As Melissa and I were talking after our group meeting, Melissa pointed out just how much our group has been blessed over the past two years. We have grown quickly and have also had another group in our demographic start up that we have gotten to know. As we look around at church each week, we still see couples that are out on their own that could definitely be reached out to. We don't know if they are lonely, or if they have tons of friends and connections with people, but we do know that we don't know them and that should be a focus of community. We have gotten to a point where we are comfortable with our group and know each other, but at the same time, that comfort comes at a price. Other people are out there that are desperate for community and don't know where to turn. I think our group has the opportunity to help give many other people out there a chance at the community that we have been blessed with.
During my run I thought of Jesus' parable of the fig tree. I do not think of our group as a barren group that does not grow fruit, but I thought about how new growth can come about our group if we are willing to make big changes. In the parable, by taking apart the fig tree allowed it to produce fruit and flourish. I do believe that our group has a chance to flourish, but if we did make changes, we would be able to spread out even more to grow the community at our church even more.

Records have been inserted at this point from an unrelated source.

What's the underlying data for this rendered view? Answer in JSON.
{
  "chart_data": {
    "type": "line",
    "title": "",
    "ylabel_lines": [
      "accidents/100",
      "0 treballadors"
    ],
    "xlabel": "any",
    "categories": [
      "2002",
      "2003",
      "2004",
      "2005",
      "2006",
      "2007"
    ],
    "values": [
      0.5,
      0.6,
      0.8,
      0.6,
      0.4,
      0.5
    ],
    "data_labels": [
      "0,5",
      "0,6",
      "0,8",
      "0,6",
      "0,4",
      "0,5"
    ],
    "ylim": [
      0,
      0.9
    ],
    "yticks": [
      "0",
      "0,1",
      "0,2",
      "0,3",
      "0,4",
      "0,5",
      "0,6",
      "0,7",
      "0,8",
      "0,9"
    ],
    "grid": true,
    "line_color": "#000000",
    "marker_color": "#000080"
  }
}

I don't know where we go from here or how to make these changes, but I do know that some changes will need to happen some day. We will see what happens. I guess I'll just keep praying and wait for that answer to come.

Monday, March 3, 2008

March 2nd - 7 miles

The run was not too difficult. I didn't feel tired during the run. I got up before church and did it with no problems. I actually felt pretty good all day without incident.
During the run I listened to music. It was interesting at times because I am not used to running with music. At times, I wanted to sing along or to play air guitar or drums. I think I need to reconsider what music I listen to while running. I know that if I saw someone running down the street playing the air guitar, I would be worried for them.
One nice thing about running before church was the lack of traffic. I can say that on a normal morning, I encounter about five cars. Today, I only saw one. I know that the roads that I run are side roads and safe, that is why I use them.
While I was running today, I couldn't stop thinking about all of the people around us that have kids or are expecting them. We had our friends over that are expecting the twins. Our goal was to show them that it wasn't as daunting of a task as you might think. Unfortunately, the girls were pretty cranky. They said that it was good to see us at our house and how things functioned with multiples. I think they are a little more relieved to see that it can be done.
As I was thinking about the people that I know that are expecting, or trying. I prayed for them a lot. I remember all of the worries about health and safety during our pregnancy. It is something that I still worry about now that the girls are here. I just want the best for everyone and really wanted to focus my prayers on them. It is a great thing to get the children, but it is a tough road to getting them.